Dans le foyer du théâtre Duceppe, des images de manifestations et des extraits d’entrevues faites dans le cadre du projet de recherche et de la pièce de théâtre sont affichés sur des panneaux de contreplaqué. Les étudiantes Léa Dos Santos Riboux et Éléonore Leimanis, avec la collaboration de Talia Viardot, ont voulu représenter les manifestations dans la ville en écho aux tactiques de collages urbains du groupe ACT UP (une abréviation de AIDS Coalition to Unleash Power), une association internationale de lutte contre le sida.
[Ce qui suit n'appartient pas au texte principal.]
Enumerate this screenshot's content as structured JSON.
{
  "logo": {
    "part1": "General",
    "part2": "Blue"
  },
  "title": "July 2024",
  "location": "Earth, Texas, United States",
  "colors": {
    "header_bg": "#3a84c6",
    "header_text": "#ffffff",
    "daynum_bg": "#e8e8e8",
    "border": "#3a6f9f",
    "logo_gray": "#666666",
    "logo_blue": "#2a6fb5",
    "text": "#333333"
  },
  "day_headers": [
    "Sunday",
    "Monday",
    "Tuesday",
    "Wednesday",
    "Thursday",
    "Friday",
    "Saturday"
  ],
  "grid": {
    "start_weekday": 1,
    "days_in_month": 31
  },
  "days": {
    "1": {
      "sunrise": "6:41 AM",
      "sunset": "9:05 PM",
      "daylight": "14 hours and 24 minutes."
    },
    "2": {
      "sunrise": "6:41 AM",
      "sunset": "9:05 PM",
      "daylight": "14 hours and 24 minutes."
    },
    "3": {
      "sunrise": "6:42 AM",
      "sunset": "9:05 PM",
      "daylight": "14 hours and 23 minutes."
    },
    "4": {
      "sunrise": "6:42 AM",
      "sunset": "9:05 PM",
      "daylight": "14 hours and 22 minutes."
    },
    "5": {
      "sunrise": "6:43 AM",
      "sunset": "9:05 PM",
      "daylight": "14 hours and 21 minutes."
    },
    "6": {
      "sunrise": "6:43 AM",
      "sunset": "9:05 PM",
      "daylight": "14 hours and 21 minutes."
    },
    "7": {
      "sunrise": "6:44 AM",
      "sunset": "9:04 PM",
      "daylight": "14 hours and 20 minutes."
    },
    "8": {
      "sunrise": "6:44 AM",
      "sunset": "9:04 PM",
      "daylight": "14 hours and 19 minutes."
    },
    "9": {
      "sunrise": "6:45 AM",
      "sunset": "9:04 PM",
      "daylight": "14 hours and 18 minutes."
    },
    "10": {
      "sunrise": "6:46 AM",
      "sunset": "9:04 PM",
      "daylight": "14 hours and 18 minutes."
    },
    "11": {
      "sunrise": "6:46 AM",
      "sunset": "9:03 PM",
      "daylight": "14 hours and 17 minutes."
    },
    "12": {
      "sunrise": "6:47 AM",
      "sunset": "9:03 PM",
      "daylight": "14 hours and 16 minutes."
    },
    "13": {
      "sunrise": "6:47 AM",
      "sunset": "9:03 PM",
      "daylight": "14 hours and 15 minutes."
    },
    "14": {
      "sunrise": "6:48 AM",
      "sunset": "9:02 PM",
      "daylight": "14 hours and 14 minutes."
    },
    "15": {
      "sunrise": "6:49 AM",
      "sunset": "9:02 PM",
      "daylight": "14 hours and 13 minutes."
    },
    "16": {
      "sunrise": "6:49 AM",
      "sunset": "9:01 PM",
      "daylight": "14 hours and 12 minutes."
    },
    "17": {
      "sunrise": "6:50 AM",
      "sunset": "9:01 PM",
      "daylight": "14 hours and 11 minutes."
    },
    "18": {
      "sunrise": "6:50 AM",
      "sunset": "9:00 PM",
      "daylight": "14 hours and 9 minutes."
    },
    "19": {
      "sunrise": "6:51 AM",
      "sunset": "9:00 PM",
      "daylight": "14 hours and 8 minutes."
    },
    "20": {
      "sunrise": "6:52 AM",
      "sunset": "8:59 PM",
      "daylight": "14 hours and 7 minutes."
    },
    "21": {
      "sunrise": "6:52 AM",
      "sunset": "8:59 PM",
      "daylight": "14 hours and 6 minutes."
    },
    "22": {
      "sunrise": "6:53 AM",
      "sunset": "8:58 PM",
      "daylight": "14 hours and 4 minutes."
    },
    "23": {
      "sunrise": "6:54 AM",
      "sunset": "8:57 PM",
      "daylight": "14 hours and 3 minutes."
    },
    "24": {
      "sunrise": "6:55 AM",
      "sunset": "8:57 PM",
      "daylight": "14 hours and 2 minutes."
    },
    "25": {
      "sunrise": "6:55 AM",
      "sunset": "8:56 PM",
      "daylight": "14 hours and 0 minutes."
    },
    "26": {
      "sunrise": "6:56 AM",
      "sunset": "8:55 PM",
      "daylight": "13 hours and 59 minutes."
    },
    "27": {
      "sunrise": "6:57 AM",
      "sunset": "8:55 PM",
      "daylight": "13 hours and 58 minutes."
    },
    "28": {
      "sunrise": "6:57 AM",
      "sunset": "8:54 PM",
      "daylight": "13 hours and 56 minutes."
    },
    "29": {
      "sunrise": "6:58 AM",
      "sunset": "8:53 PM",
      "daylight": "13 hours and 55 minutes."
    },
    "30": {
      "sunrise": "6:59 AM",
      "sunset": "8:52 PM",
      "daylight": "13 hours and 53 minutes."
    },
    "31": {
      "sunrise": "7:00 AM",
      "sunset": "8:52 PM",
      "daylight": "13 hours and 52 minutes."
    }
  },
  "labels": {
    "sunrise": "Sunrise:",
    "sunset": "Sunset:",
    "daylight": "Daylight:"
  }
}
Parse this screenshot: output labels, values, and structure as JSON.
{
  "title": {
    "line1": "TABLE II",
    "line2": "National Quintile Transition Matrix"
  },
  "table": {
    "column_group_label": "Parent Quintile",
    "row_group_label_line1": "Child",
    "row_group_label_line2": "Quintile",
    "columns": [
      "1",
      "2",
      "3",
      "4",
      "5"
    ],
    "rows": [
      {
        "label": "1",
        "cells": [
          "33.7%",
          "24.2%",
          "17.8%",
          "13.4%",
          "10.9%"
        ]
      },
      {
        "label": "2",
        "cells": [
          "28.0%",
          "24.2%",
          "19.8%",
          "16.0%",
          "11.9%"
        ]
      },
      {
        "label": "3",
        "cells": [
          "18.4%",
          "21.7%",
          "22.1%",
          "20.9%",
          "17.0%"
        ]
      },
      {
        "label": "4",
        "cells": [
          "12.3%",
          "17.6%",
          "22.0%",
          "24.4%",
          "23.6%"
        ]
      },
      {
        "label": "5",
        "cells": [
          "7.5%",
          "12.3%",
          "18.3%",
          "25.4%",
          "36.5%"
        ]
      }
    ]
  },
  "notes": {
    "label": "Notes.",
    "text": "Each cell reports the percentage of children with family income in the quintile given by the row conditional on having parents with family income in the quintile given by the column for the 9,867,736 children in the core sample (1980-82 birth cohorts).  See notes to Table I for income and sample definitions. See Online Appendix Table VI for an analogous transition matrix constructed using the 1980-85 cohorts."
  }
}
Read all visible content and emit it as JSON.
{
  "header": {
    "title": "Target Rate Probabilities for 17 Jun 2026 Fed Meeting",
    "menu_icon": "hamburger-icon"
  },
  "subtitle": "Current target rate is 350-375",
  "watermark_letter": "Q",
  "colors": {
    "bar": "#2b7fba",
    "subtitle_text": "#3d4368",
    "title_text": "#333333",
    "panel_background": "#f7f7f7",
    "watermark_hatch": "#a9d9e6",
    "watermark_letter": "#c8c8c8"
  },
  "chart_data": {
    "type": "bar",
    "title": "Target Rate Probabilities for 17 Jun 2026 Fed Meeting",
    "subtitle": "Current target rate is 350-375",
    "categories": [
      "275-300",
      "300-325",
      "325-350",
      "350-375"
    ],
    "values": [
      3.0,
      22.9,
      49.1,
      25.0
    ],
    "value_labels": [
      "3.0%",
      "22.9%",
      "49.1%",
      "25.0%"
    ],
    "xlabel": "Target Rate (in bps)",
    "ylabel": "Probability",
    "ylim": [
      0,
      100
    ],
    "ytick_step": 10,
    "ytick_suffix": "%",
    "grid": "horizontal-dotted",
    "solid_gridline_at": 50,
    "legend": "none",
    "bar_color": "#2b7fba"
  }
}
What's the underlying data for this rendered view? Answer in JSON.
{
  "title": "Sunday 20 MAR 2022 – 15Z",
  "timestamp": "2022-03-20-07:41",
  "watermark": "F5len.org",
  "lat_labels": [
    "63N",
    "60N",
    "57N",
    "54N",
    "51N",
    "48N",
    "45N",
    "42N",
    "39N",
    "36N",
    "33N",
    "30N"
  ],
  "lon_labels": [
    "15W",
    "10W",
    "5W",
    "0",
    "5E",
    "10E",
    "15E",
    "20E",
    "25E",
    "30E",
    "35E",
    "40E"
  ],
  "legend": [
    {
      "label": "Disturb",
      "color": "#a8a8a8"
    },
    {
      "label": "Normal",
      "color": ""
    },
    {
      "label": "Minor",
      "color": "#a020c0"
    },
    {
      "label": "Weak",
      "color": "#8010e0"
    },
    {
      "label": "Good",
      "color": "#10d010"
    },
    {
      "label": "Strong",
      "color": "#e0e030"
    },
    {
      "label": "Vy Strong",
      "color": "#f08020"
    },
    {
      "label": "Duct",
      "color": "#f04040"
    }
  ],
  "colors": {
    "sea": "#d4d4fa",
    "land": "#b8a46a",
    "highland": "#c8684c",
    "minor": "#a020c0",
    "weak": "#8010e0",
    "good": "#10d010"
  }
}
Elles proposent aussi une œuvre conçue à partir de photos d’époque, où des silhouettes rouges côtoient des scènes de camaraderie entre des bénévoles qui sourient. «Ça illustre la tension entre les manifestants qui célèbrent et le contexte très dramatique», explique le professeur. Des extraits de vidéos seront par ailleurs projetés sur un échafaudage.
Ce dialogue des générations a permis de vulgariser la recherche de manière différente et dynamique. «C’était vraiment enrichissant de voir ce que les étudiantes ont retenu de nos travaux et comment elles se les sont réappropriés», conclut Olivier Vallerand.